時折、ほんの一瞬だけ強く輝くが、そのたびに、今にも壊れてしまいそうな危うさを感じさせた。
光の人物が指をパチンと鳴らすと、片方が修復され始める。そしてもう片方の環が大きくなった気がした。どちらもより良い状態へと変わるような感覚。
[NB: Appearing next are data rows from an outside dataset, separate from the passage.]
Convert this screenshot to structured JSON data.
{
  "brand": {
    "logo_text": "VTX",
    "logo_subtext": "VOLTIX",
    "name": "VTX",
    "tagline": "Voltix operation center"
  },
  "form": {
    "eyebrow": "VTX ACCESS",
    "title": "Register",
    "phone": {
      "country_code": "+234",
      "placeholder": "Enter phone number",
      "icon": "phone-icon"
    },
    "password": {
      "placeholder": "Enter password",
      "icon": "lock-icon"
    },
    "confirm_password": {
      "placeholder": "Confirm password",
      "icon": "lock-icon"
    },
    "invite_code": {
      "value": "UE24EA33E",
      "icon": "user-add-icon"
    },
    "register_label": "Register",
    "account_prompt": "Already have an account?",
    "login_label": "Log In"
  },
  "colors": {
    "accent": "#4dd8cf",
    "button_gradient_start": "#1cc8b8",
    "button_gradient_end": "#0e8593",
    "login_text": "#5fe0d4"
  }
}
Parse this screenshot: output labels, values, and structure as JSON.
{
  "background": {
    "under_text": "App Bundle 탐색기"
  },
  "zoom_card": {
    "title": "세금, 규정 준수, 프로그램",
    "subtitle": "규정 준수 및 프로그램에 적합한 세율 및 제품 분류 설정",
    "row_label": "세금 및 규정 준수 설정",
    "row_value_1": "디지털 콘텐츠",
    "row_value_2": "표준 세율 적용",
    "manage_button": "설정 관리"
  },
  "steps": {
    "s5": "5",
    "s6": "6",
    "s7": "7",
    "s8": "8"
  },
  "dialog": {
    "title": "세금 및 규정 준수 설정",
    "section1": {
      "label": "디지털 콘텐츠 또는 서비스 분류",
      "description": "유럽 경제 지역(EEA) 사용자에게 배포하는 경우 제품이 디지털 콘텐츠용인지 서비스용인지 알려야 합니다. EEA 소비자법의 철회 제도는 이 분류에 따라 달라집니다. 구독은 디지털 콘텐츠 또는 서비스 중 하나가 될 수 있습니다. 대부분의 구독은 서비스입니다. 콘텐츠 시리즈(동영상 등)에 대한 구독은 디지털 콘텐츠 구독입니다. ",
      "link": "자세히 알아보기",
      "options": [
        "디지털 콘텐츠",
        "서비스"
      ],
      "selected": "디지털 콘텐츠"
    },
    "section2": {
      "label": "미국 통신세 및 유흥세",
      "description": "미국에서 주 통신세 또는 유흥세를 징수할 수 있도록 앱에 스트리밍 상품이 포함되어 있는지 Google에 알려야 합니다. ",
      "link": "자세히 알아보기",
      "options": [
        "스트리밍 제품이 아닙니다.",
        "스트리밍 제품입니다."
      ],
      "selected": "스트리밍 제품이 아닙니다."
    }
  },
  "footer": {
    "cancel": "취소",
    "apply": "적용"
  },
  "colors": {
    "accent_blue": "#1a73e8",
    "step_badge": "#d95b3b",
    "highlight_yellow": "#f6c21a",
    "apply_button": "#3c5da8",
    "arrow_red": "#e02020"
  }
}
「褒美は支払われた。ハチ君、一つ貸しだよ。……また会おう」
手と思われるものを向けられると、体が水面へとゆっくり沈んでいく。
最後に懐かしい顔たちをもう一度見ておいた。
「ハチ、ここよりお前のことを見守っておる」
「……ああ、また会いに来るよ。元気でな」
仕組みは良く分からんが、また来ると約束しておいた。バイバイ、ウルスの爺さん。
体が完全に沈むと、また視界が真っ白になった。
そして、一度瞬きをすると、ヒナコ先生が目の前にいる。生徒たちも少しあっけに取られていた。
「……ハチワレ、あなた今、一瞬消えていなかった?」
こちらでは、数秒しか経っていなさそうな感じ。
やはり俺は違う次元の世界に引っ張って行かれていたらしい。
「残像だ!」
適当にごまかしておいた。
「不思議な子……。授業は続けても良いのよね?」
「もちろん」
まさかヒナコ先生との実戦授業をパスするはずもない。
変刃を構える。棒の先から、魔力の刃が出て来た。まさか、変刃ってのはそういうことなのか? 試しにさすまたみたいな刃にしてみた。うん、いい感じだ。ヤー!